How will new Covid restrictions impact supermarket shopping?

Some supermarkets have reintroduced store safety measures and addressed concerns of another surge in demand for essential groceries.

A shopper wearing a face mask
A shopper wearing a face mask

Supermarkets were among the main beneficiaries when lockdown restrictions were first introduced in March, with shoppers emptying shelves of store-cupboard essentials.

The UK’s largest grocery chains introduced health and safety measures to cope with the pandemic as stores remained open due to their essential status, although some restrictions have been relaxed in recent months.

However, the Government’s decision to tighten lockdown restrictions could impact people’s shopping habits once more.

Some supermarkets have reintroduced store safety measures and addressed concerns of another surge in demand for essential groceries.

HEALTH Coronavirus
(PA Graphics)

Here we answer some key questions facing supermarkets and shoppers.

– What changes are being introduced to stores?

On Monday, Boris Johnson announced that face masks will be compulsory for shop workers, while fines for not wearing masks will increase to £200.

Asda has said it will introduce 1,000 new Covid-19 marshals on the doors of its supermarkets to ensure customers wear masks properly.

Morrisons also said it has reinstated wardens to store entrances to ensure rules are enforced.

However, most health and safety measures have stayed the same at supermarkets despite the new announcement.

Shoppers outside an Asda store
Shoppers outside an Asda store (Joe Giddens/PA)

Measures at Sainsbury’s and Tesco are understood to be broadly unchanged from recent months, with staff ensuring shopper numbers are limited in stores, with people queuing outside in line with distancing rules.

– How have shoppers reacted to the tightening of restrictions?

On Monday, pictures of empty shelves started to emerge on social media amid speculation that panic buying would restart.

However, the supermarkets and retail groups have been quick to stress they have not yet experienced shortages.

The British Retail Consortium (BRC) urged customers to be considerate of others and “shop as you normally would”.

Coronavirus – Tue Sep 22, 2020
Shelves at a supermarket in Ashford, Kent (Gareth Fuller/PA)

Tesco chief executive Dave Lewis told Sky News the grocer has “very good supplies of food”.

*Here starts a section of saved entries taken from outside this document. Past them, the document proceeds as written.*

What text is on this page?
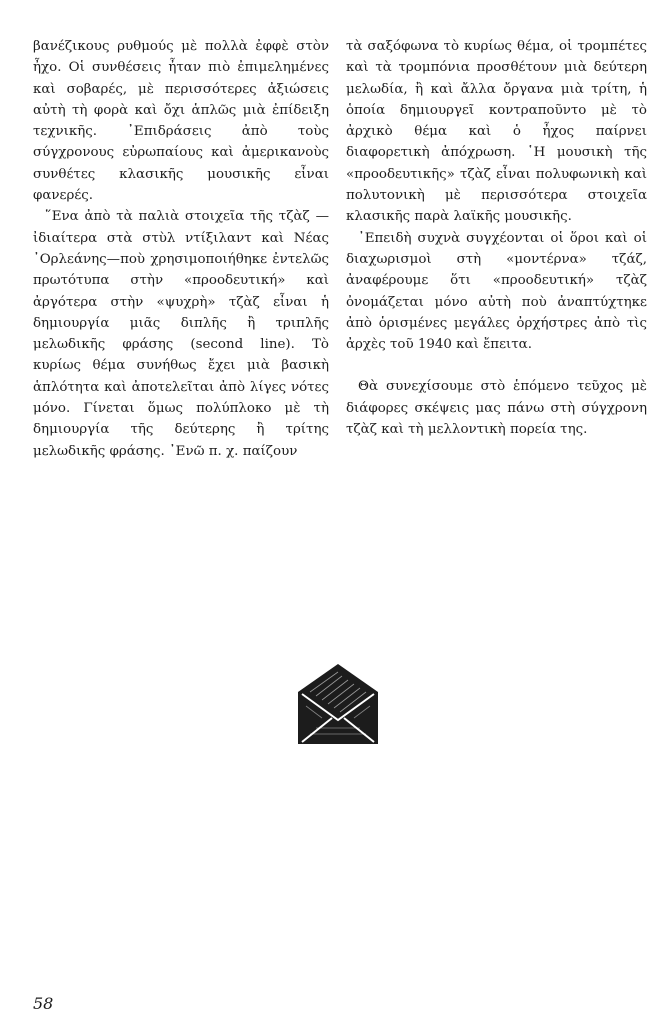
βανέζικους ρυθμούς μὲ πολλὰ ἐφφὲ στὸν ἦχο. Οἱ συνθέσεις ἦταν πιὸ ἐπιμελημένες καὶ σοβαρές, μὲ περισσότερες ἀξιώσεις αὐτὴ τὴ φορὰ καὶ ὄχι ἁπλῶς μιὰ ἐπίδειξη τεχνικῆς. ᾿Επιδράσεις ἀπὸ τοὺς σύγχρονους εὐρωπαίους καὶ ἀμερικανοὺς συνθέτες κλασικῆς μουσικῆς εἶναι φανερές.

῞Ενα ἀπὸ τὰ παλιὰ στοιχεῖα τῆς τζὰζ —ἰδιαίτερα στὰ στὺλ ντίξιλαντ καὶ Νέας ᾿Ορλεάνης—ποὺ χρησιμοποιήθηκε ἐντελῶς πρωτότυπα στὴν «προοδευτική» καὶ ἀργότερα στὴν «ψυχρὴ» τζὰζ εἶναι ἡ δημιουργία μιᾶς διπλῆς ἢ τριπλῆς μελωδικῆς φράσης (second line). Τὸ κυρίως θέμα συνήθως ἔχει μιὰ βασικὴ ἁπλότητα καὶ ἀποτελεῖται ἀπὸ λίγες νότες μόνο. Γίνεται ὅμως πολύπλοκο μὲ τὴ δημιουργία τῆς δεύτερης ἢ τρίτης μελωδικῆς φράσης. ᾿Ενῶ π. χ. παίζουν

τὰ σαξόφωνα τὸ κυρίως θέμα, οἱ τρομπέτες καὶ τὰ τρομπόνια προσθέτουν μιὰ δεύτερη μελωδία, ἢ καὶ ἄλλα ὄργανα μιὰ τρίτη, ἡ ὁποία δημιουργεῖ κοντραποῦντο μὲ τὸ ἀρχικὸ θέμα καὶ ὁ ἦχος παίρνει διαφορετικὴ ἀπόχρωση. ῾Η μουσικὴ τῆς «προοδευτικῆς» τζὰζ εἶναι πολυφωνικὴ καὶ πολυτονικὴ μὲ περισσότερα στοιχεῖα κλασικῆς παρὰ λαϊκῆς μουσικῆς.

᾿Επειδὴ συχνὰ συγχέονται οἱ ὅροι καὶ οἱ διαχωρισμοὶ στὴ «μοντέρνα» τζάζ, ἀναφέρουμε ὅτι «προοδευτική» τζὰζ ὀνομάζεται μόνο αὐτὴ ποὺ ἀναπτύχτηκε ἀπὸ ὁρισμένες μεγάλες ὀρχήστρες ἀπὸ τὶς ἀρχὲς τοῦ 1940 καὶ ἔπειτα.

Θὰ συνεχίσουμε στὸ ἑπόμενο τεῦχος μὲ διάφορες σκέψεις μας πάνω στὴ σύγχρονη τζὰζ καὶ τὴ μελλοντικὴ πορεία της.

58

He said: “We just don’t want to see a return to unnecessary panic buying because that creates a tension in the supply chain that’s not necessary. And therefore we would just encourage customers to continue to buy as normal.”

– What is the impact on online shopping?

Demand for online shopping surged in March as customers were told to stay at home, with grocers rapidly growing their online operations as a result.

The supermarkets have said the expansion has allowed them to cope with higher demand as restrictions tighten again.

Shares in online retailer Ocado have jumped over the past week due increasing demand, as industry analysts have reported high booking figures for online shopping slots.

– How will the impact of tighter restrictions be different to what was seen in March?

Restrictions have been tightened in recent days but remain significantly looser than when the pandemic first struck, allowing shopping habits to continue as normal more easily.

However, supermarkets are prepared for even stricter restrictions after boosting supply chains in the face of the pandemic.

Andrew Opie, director of food and sustainability at the BRC, said retailers will remain a “safe space”, even if further lockdown measures are enforced.

“Supply chains are stronger than ever before and we do not anticipate any issues in the availability of food or other goods under any future lockdown,” he added.

Online operations are also in a stronger position to cope with demand surges, with most major grocers more than doubling delivery capacity since March.

– What will be the impact of other measures such as the curfew and working from home?

On Monday, the Prime Minister also introduced a 10pm curfew for bars, pubs and restaurants.

Late-night drinkers in Soho
Late-night drinkers in Soho (Yui Mok/PA)

The curfew will not affect supermarkets or convenience stores.

However, some analysts have suggested the move – and another potential decline in commuter numbers after people were told to work from home – could boost supermarket demand as eating out habits are impacted by the measures.

Clive Black and Darren Shirley at Shore Capital said the new guidance could result in a “step back” in the recovery of food-to-go specialists, which would prove a “hammer-blow” to the likes of Greggs and Pret A Manger.

They said “demand for grocery retail is likely to be boosted once again” as more meals are eaten at home.